Today I visited the exhibition Fully Fashioned: The Pringle of Scotland Story, celebrating 200 years of Pringle. Pringles of Scotland is an established fashion brand that has specialized in knitwear since 1815. The exhibition included original designs and garments from the 1800s up to present day. The clothing ranged from casual jumpers, to sporting outfits to underwear.
Pringle originally produced knitted under garments for men and women, which were breathable, comfortable and warm. The thing that struck me when looking at the undergarments was that they were not at all what one would expect of woollen underwear: itchy, bulky and unflattering. On the contrary, Pringles woollen undergarments were delicate, soft and attractive. The revelation at the time was that Pringles undergarments featured boning at the waist, knitted lace decorations, as well as having the option of built in ‘filets’ to give the impression of a bigger bust. A drying board was on display which explained after the milling process the garments were laid on it to control the exact size and shape they dried to.
The exhibition then led you round to later garments, including the classic two pieces. These matching tops and cardigans have become iconic for the 1950s. Other designs from the 1950s included ladies woollen jumpers with diamonte decoration. These designs reminded me of designs from last year seen in highstreet shops. I find it very interesting how fashion comes back around.

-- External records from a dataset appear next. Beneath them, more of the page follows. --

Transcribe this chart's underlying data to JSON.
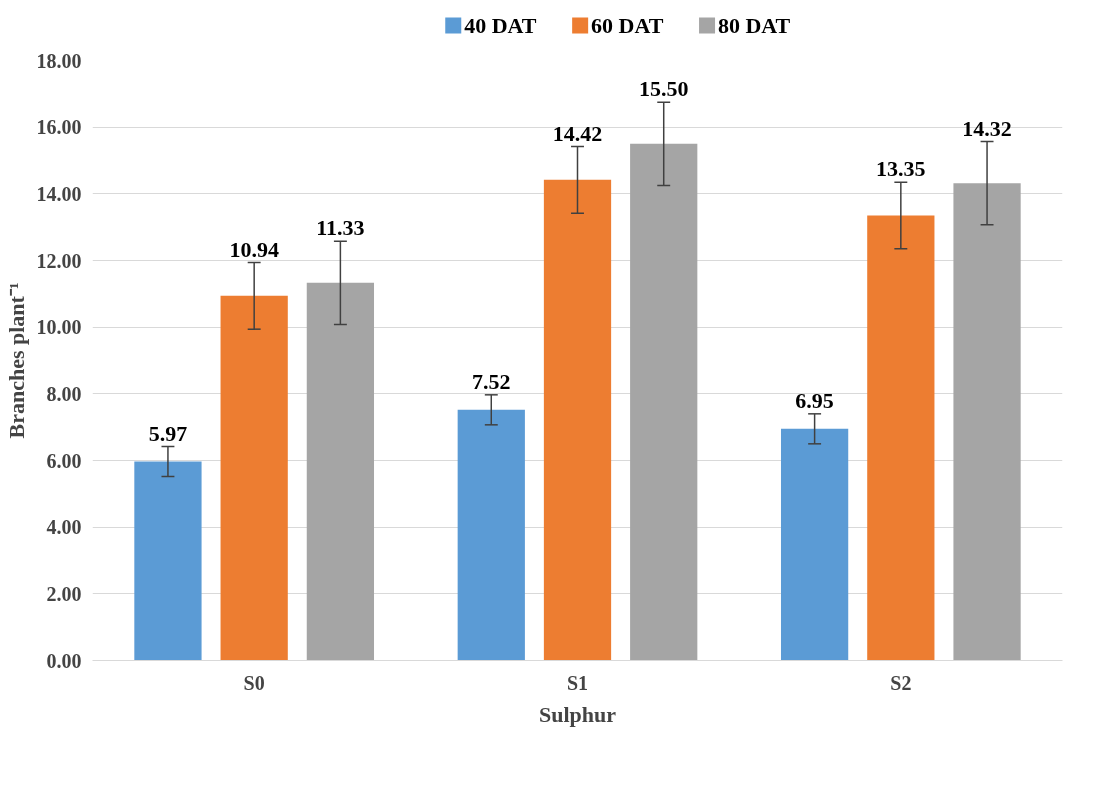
{
  "chart_data": {
    "type": "bar",
    "xlabel": "Sulphur",
    "ylabel": "Branches plant⁻¹",
    "categories": [
      "S0",
      "S1",
      "S2"
    ],
    "series": [
      {
        "name": "40 DAT",
        "color": "#5b9bd5",
        "values": [
          5.97,
          7.52,
          6.95
        ],
        "value_labels": [
          "5.97",
          "7.52",
          "6.95"
        ],
        "errors": [
          0.45,
          0.45,
          0.45
        ]
      },
      {
        "name": "60 DAT",
        "color": "#ed7d31",
        "values": [
          10.94,
          14.42,
          13.35
        ],
        "value_labels": [
          "10.94",
          "14.42",
          "13.35"
        ],
        "errors": [
          1.0,
          1.0,
          1.0
        ]
      },
      {
        "name": "80 DAT",
        "color": "#a5a5a5",
        "values": [
          11.33,
          15.5,
          14.32
        ],
        "value_labels": [
          "11.33",
          "15.50",
          "14.32"
        ],
        "errors": [
          1.25,
          1.25,
          1.25
        ]
      }
    ],
    "ylim": [
      0,
      18
    ],
    "yticks": [
      {
        "value": 0,
        "label": "0.00"
      },
      {
        "value": 2,
        "label": "2.00"
      },
      {
        "value": 4,
        "label": "4.00"
      },
      {
        "value": 6,
        "label": "6.00"
      },
      {
        "value": 8,
        "label": "8.00"
      },
      {
        "value": 10,
        "label": "10.00"
      },
      {
        "value": 12,
        "label": "12.00"
      },
      {
        "value": 14,
        "label": "14.00"
      },
      {
        "value": 16,
        "label": "16.00"
      },
      {
        "value": 18,
        "label": "18.00"
      }
    ],
    "grid": "y",
    "legend": "top"
  }
}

As well as producing fashionable clothing for everyday use Pringle are also well known for their Golfing jumpers which feature the classic golfing diamond pattern. Another sporting outfit that was displayed was a Skiing outfit. The salopettes were made by another designer but the jumper was made by Pringle to be worn specifically with them.
One of my favourite features of the exhibition was the fashion illustrations and advertisments displayed beside the garments. The drawings were elegant and recognisable to the fashion of the time. The illustrations gave an idea of the design process. I really enjoyed seeing the vision of the designers in the illustrations being translated into the finished garments.
Stuart Beaty, a designer for Pringle, said ‘Classical knitwear is and will be our statement of perfection’ (1971). This has clearly been the standards for Pringle since it was established. Pringles renowned style and quality has allowed the brand to last 200 years and change with the times. The quality is one aspect that has never been jeopardised since Pringles within the woollen designs.